Certes, j'entendais dire que le nom est une marque, qu'il faut la soigner. Bref, des trucs de marketeux, pour vendre des bouquins qui nous donnent la conduite à tenir pour avoir du "succès". Tous le contraire de la culture hacker, autour de laquelle je tourne pas mal, qui dit qu'on ne se soucie pas de qui est la personne, pourvu qu'elle soit capable de faire quelque chose.

Un billet a un peu fait le tour des humoristes sur le web, qui prévoit une révolution dans le monde de l'humour pour 2014. Il y a tellement de spectacles, d'humoristes, que si un individu se déplace pour aller en voir un, au lieu de profiter d'une des innombrables œuvre à l'écran, il faut qu'il y ait une raison particulière. Et qu'en particulier pour l'humoriste, ça sera l'attachement qu'on a à l'homme sur scène.

Certes, il m'arrive de voir des humoristes juste parce que j'apprécie l'homme sur scène. Mais dans ce cas, c'est un copain, quelqu'un que je tutoies, et qui connaît mon nom. Ce n'est pas quelque chose de généralisable pour un spectacle qui marche.

Et pourtant, cette idée, d'aller voir quelqu'un parce qu'on apprécie, est totalement cohérente. L'humoriste n'est pas comme un chanteur, on ne peut pas aller voir quelqu'un pour réentendre "son" sketch comme on réécoute "sa" chanson. Et même si c'est un humoriste virtuose, rien ne garantit que le temps et l'argent que ça prendra d'aller le voir sera rentabilisé par un ressenti suffisamment bon. Un bon chroniqueur, un bon humoriste dans les plateau télé, ne tiendra peut être pas sur un spectacle entier car le spectacle n'apportera rien de plus que ses 12 derniers sketchs en ligne. Alors que si on voit une personne, cohérente, avec un propos, il y a plus de chance d'avoir un résultat qui vaut le coup d'être regardé, et même d'être revu. Cette question du personnage était, mais je l'ignorais, sous-jacente à mon billet Est-ce qu'un one-man-show est une suite de sketch ?


Là où ça me gène encore, et c'est une réflexion en cours, donc pas forcément très claire ni cohérente, c'est que ça implique qu'un humoriste n'aura qu'un unique personnage, qui passera pour lui même.

Raymond Devos a toujours joué Raymond Devos. Peut-être que le comédien était assez doué pour faire rire avec un autre style. Qu'il aurait pu faire un spectacle entier, drôle, à la manière d'Elie Kakou. Mais même s'il l'avait voulu, ça aurait été étrange.

Pour prendre un exemple plus récent et moins encensé, dans la comédie musicale "Le soldat rose", l'affiche ne créditait pas "Corinne et Gilles Benizio" mais "Shirley et Dino", et plus récemment, c'était Dino qui faisait son Crooner, pas Gilles.
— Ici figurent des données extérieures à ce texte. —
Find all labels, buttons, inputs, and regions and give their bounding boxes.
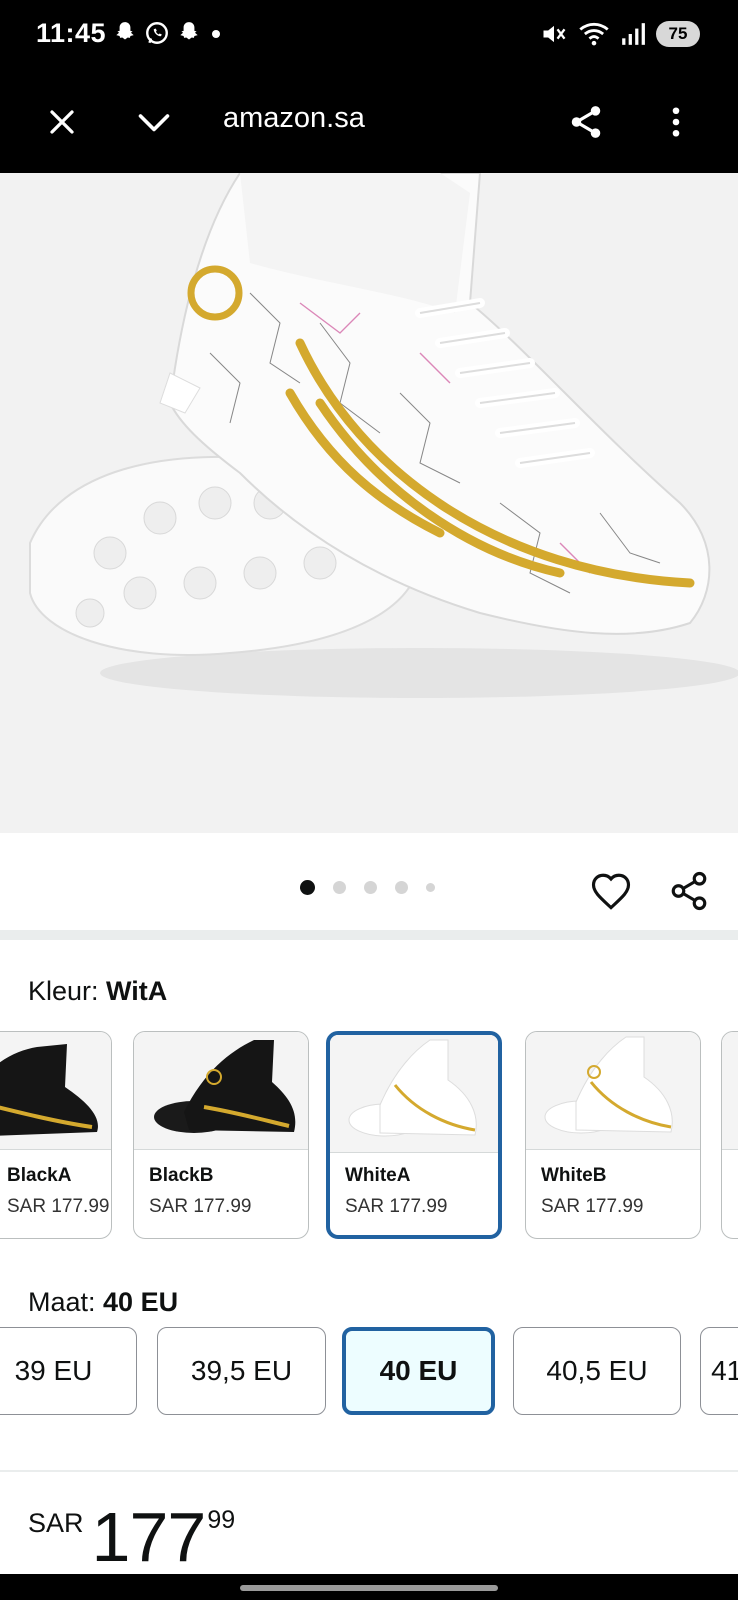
- size-option[interactable]: 39,5 EU: [157, 1327, 326, 1415]
- section-divider: [0, 1470, 738, 1472]
- size-option[interactable]: 41 EU: [700, 1327, 738, 1415]
- price-currency: SAR: [28, 1508, 84, 1538]
- share-icon: [571, 106, 601, 138]
- shoe-thumbnail: [330, 1035, 498, 1153]
- color-option-whitea[interactable]: WhiteA SAR 177.99: [326, 1031, 502, 1239]
- shoe-thumbnail: [722, 1032, 738, 1150]
- system-nav-bar: [0, 1574, 738, 1600]
- close-button[interactable]: [34, 94, 90, 150]
- heart-icon: [591, 873, 631, 910]
- color-option-more[interactable]: [721, 1031, 738, 1239]
- price-whole: 177: [91, 1498, 207, 1576]
- carousel-dot[interactable]: [333, 881, 346, 894]
- section-divider: [0, 930, 738, 940]
- carousel-dot[interactable]: [426, 883, 435, 892]
- dot-icon: [212, 30, 220, 38]
- battery-indicator: 75: [656, 21, 700, 47]
- chevron-down-icon: [138, 114, 170, 132]
- share-button[interactable]: [558, 94, 614, 150]
- football-boot-illustration: [29, 173, 738, 698]
- product-image[interactable]: [0, 173, 738, 833]
- color-option-blacka[interactable]: BlackA SAR 177.99: [0, 1031, 112, 1239]
- color-label: Kleur: WitA: [28, 976, 168, 1006]
- wifi-icon: [579, 22, 609, 46]
- price-fraction: 99: [207, 1506, 236, 1534]
- more-vert-icon: [672, 107, 680, 137]
- wishlist-button[interactable]: [586, 866, 636, 916]
- status-time: 11:45: [36, 18, 107, 48]
- collapse-button[interactable]: [126, 94, 182, 150]
- home-gesture-handle[interactable]: [240, 1585, 498, 1591]
- shoe-thumbnail: [526, 1032, 700, 1150]
- snapchat-icon: [180, 22, 198, 40]
- browser-toolbar: amazon.sa: [0, 70, 738, 173]
- color-option-blackb[interactable]: BlackB SAR 177.99: [133, 1031, 309, 1239]
- status-bar: 11:45 75: [0, 0, 738, 70]
- carousel-dot[interactable]: [395, 881, 408, 894]
- whatsapp-icon: [146, 22, 168, 44]
- share-product-button[interactable]: [664, 866, 714, 916]
- signal-icon: [622, 23, 645, 45]
- mute-icon: [543, 25, 566, 43]
- url-text[interactable]: amazon.sa: [223, 102, 365, 135]
- image-carousel-dots: [300, 880, 435, 895]
- product-price: SAR 177 99: [28, 1502, 235, 1572]
- carousel-dot[interactable]: [300, 880, 315, 895]
- size-selected-value: 40 EU: [103, 1287, 179, 1317]
- product-page: 11:45 75 amazon.sa Kleur: WitA BlackA SA…: [0, 0, 738, 1600]
- size-label: Maat: 40 EU: [28, 1287, 179, 1317]
- shoe-thumbnail: [134, 1032, 308, 1150]
- color-option-whiteb[interactable]: WhiteB SAR 177.99: [525, 1031, 701, 1239]
- close-icon: [50, 110, 74, 134]
- more-options-button[interactable]: [648, 94, 704, 150]
- color-selected-value: WitA: [106, 976, 168, 1006]
- snapchat-icon: [116, 22, 134, 40]
- size-option[interactable]: 39 EU: [0, 1327, 137, 1415]
- size-option-selected[interactable]: 40 EU: [342, 1327, 495, 1415]
- share-icon: [671, 871, 707, 911]
- shoe-thumbnail: [0, 1032, 111, 1150]
- carousel-dot[interactable]: [364, 881, 377, 894]
- size-option[interactable]: 40,5 EU: [513, 1327, 681, 1415]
C'était des personnages qui jouait des personnages, et d'après ce que j'ai pu lire, il était très dur pour ces deux humains de faire accepter qu'ils étaient autre chose que leurs deux personnages.

Et cette contrainte m'attriste et me fait peur. Sur mon blog, je dis ce que je veux, peu de gens me lisent. Sur le web, je pourrai aussi essayer à créer un personnage depuis rien, comme Babor lelefan par exemple. (Je pense à lui, car j'ai écouté il y a quelque heure le podcast où il était invité par Fibre Tigre, qui était invité par Navo. C'est passionnant, et ça parle entre autre de cette question du nom. Où en l’occurrence du pseudonyme.)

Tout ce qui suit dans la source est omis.